She realized that for what she paid in rent, she could buy a place of her own. It only gets worse from there
Every "The Hunt" column begins with the Hunters describing the apartment they want, and ends with them rationalizing whatever they came away with. This is The Hunt: Dreams vs. Reality.
The Hunter: Kendall Huberman
Dream: Close to transportation, work, and friends
Reality: Renovated studio, views
Just when you think the New York Times's "The Hunt" column can't possibly reach new, facepalm-y heights, they go and publish a column that's more groan-inducing than what's come before. Take, for example, this week's column: the Hunter is 26-year-old Kendall Huberman, who lived in the East Village in a two-bedroom apartment (with a roommate, of course) where she paid $1,800 a month. The rent was too high for her liking, the area was "insanely noisy," and after landing a job as a design assistant she thought that it would be better if she bought a place of her own. "Throwing my money away in rent was making me nauseous," she told the Times.

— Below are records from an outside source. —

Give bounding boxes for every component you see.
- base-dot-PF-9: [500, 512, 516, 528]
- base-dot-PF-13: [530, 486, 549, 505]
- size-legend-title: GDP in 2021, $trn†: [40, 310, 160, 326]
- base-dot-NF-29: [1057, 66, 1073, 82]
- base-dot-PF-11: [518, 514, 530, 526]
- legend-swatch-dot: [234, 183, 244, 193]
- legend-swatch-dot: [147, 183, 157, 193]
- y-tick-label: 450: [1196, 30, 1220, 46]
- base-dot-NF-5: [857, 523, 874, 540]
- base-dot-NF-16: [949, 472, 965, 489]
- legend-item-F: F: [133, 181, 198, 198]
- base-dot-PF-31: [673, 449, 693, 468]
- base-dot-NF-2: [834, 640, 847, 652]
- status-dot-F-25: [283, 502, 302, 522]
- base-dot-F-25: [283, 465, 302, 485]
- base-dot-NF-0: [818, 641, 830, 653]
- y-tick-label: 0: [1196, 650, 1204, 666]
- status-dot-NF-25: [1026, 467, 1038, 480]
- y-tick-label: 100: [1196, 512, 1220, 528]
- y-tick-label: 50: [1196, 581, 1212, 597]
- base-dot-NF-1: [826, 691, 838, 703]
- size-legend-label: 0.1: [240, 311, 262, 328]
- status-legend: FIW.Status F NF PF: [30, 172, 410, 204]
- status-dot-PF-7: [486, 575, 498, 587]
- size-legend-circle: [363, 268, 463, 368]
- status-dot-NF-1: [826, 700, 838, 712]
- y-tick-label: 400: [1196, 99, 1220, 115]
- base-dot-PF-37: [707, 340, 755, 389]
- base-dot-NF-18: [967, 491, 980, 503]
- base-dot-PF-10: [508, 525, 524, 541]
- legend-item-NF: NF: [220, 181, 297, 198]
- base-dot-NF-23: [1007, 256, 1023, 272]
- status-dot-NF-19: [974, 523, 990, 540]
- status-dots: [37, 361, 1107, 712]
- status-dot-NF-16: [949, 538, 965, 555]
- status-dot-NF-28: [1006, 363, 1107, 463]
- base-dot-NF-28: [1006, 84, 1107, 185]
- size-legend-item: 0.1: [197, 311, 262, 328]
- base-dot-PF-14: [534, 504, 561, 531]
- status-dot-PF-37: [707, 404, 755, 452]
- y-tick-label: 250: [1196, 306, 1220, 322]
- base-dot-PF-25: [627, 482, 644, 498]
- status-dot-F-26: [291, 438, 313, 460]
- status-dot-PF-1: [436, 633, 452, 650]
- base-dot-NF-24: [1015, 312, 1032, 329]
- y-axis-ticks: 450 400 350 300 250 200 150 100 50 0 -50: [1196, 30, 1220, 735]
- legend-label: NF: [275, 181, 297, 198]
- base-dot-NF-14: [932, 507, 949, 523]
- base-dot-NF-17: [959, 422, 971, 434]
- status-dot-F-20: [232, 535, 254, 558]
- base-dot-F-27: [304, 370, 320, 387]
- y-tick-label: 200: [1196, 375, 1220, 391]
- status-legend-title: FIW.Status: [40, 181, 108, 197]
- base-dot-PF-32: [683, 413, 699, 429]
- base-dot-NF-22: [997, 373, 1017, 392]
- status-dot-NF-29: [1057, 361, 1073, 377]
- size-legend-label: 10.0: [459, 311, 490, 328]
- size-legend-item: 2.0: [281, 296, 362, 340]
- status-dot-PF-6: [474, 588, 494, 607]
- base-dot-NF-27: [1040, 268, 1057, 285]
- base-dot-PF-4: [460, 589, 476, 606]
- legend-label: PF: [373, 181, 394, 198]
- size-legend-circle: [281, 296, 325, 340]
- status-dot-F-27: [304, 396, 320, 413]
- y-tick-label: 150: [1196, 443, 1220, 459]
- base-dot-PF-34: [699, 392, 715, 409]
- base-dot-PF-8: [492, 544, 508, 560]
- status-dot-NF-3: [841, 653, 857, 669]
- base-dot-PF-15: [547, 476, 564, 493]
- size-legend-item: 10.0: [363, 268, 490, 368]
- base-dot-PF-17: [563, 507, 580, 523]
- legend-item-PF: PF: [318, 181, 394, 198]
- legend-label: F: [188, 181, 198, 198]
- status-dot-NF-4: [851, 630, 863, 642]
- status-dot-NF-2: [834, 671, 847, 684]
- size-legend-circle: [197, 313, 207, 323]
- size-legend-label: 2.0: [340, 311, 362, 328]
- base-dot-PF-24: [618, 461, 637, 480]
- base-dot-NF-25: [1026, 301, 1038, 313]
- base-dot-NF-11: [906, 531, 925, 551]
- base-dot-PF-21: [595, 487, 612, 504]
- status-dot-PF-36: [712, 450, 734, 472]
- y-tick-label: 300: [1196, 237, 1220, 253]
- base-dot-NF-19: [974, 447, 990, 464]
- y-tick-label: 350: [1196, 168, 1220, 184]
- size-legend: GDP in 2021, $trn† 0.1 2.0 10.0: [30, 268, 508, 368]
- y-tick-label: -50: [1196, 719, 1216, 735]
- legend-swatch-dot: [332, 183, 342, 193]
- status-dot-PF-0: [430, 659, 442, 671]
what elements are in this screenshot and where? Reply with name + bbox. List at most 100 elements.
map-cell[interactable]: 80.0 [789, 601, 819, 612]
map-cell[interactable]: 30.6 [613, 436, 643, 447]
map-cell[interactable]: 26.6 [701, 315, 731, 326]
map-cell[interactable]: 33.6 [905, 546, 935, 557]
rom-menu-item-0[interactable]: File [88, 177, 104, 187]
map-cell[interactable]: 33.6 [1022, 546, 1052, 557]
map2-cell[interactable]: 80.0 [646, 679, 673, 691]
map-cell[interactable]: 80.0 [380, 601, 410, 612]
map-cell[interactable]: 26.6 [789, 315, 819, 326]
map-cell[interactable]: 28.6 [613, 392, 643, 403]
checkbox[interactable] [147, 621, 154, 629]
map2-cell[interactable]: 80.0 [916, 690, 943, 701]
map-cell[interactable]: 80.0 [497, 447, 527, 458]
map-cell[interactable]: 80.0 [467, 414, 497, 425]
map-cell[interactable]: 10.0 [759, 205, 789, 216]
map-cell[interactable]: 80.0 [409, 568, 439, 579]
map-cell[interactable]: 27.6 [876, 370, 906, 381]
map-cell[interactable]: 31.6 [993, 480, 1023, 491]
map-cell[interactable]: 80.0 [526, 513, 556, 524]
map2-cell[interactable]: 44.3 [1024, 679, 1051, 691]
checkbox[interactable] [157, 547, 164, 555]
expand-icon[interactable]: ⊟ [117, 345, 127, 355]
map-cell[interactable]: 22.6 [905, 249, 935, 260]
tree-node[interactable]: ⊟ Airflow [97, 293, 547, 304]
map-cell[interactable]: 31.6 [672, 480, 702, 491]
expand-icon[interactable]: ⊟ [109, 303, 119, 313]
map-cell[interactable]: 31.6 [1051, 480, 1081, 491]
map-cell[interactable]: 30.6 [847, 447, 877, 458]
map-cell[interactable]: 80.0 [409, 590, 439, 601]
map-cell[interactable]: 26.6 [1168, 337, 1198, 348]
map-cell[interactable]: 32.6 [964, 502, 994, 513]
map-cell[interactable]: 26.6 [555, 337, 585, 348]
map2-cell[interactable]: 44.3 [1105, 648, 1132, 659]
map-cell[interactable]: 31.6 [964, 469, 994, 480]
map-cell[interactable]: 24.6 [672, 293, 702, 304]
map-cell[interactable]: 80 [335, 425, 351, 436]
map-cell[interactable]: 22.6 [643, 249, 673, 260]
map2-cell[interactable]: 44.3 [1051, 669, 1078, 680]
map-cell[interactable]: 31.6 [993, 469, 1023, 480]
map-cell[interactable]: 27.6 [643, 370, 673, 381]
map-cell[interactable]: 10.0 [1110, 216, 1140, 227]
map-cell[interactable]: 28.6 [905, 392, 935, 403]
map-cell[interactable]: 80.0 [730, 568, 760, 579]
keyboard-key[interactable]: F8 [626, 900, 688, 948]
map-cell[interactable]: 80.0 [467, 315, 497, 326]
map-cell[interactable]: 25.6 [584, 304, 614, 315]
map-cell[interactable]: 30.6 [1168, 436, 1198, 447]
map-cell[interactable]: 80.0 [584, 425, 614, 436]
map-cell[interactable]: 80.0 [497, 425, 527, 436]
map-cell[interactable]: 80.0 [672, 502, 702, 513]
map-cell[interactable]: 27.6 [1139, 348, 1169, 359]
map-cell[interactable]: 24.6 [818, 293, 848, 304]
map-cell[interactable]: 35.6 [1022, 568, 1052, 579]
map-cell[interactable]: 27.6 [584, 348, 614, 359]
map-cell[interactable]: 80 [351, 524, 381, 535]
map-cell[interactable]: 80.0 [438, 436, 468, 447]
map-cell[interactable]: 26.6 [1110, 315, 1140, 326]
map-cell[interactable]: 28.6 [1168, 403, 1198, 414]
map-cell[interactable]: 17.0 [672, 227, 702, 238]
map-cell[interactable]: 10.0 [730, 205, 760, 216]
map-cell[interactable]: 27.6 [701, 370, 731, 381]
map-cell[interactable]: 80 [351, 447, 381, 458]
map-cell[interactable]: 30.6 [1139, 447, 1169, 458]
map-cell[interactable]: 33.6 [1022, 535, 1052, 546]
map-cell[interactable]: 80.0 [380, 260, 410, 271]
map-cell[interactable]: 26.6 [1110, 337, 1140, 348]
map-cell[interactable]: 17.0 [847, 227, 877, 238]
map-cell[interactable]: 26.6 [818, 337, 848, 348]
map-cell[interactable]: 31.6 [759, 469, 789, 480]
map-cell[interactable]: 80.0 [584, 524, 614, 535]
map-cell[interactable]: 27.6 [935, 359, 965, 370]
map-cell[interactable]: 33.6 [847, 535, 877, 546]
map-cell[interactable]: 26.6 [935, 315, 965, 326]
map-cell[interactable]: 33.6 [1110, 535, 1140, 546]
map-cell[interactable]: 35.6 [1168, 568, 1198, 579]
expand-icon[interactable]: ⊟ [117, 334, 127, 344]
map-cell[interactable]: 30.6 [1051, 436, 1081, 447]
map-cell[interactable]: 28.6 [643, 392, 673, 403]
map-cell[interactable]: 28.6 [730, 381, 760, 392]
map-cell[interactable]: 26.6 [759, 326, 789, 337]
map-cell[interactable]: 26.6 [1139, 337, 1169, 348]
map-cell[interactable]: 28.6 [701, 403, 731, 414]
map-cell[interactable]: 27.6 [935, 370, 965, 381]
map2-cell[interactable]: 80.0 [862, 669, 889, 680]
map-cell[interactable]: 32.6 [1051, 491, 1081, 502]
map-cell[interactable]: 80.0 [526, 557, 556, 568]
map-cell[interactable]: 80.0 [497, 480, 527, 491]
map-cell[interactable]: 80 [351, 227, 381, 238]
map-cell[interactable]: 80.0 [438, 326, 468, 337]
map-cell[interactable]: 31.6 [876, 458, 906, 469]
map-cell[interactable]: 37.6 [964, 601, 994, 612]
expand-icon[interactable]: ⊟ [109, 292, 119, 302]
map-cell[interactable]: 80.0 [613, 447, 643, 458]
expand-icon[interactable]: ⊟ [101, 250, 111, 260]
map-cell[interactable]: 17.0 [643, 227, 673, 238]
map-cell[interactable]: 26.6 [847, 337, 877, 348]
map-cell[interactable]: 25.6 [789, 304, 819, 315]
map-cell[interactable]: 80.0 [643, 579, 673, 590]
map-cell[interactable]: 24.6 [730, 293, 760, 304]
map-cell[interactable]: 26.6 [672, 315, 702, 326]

Enter Huberman's father, who was willing to help her with a down payment on a $400,000 apartment, because "he thought of it as an investment by way of me." (It only gets more facepalm-y from here.) She began looking at apartments throughout Brooklyn, but her neighborhood of choice was Williamsburg (sure, why not) because of its "younger vibe."
A Crown Heights one-bedroom apartment proved to be too far away from her job and friends; a Prospect Heights one-bedroom was too dark and "sort of depressing." In Fort Greene, a one-bedroom asking $389,000 didn’t appeal. Those neighborhoods, according to Huberman, felt like "uncharted territory." (…what?) At that point, her real estate agent advised her to apply for an income-restricted Williamsburg walk-up that was part of the city's Housing Development Fund Corporation (HDFC) program.
And here's where you, like us, may have rolled your eyes so hard that you gave yourself a headache. The HDFC program is intended to help low-income New Yorkers get a leg-up on home ownership in the city; a Millennial who got enough financial assistance from her parents to ensure that her mortgage is only $1,200 per month is probably not—or shouldn't be, anyway—the intended recipient of this benefit. We'll let Gothamist take it away with why this is so icky:
Wealth does not inherently make one a bad person, but bragging about using your parents' money to game the city's broken housing subsidies takes a special lack of self-awareness. You can blame Huberman's realtor for setting up the deal, or you can blame the currently broken HDFC co-op system that allows this sort of thing to happen repeatedly. But save room to blame the Times for glorifying it—and letting quotes like these hang in the air forever.
Anyway, Huberman loved the home and eventually got it for $407,500, and all was well in her privileged world. She decorated in what the Times describes as "contemporary Scandinavian style" (translation: all from Ikea); she likes life without a roommate, and in her new, oh-so-hip neighborhood. Homeownership, she says, "feels kind of adultish and comforting and stabilizing.” You can't make this stuff up.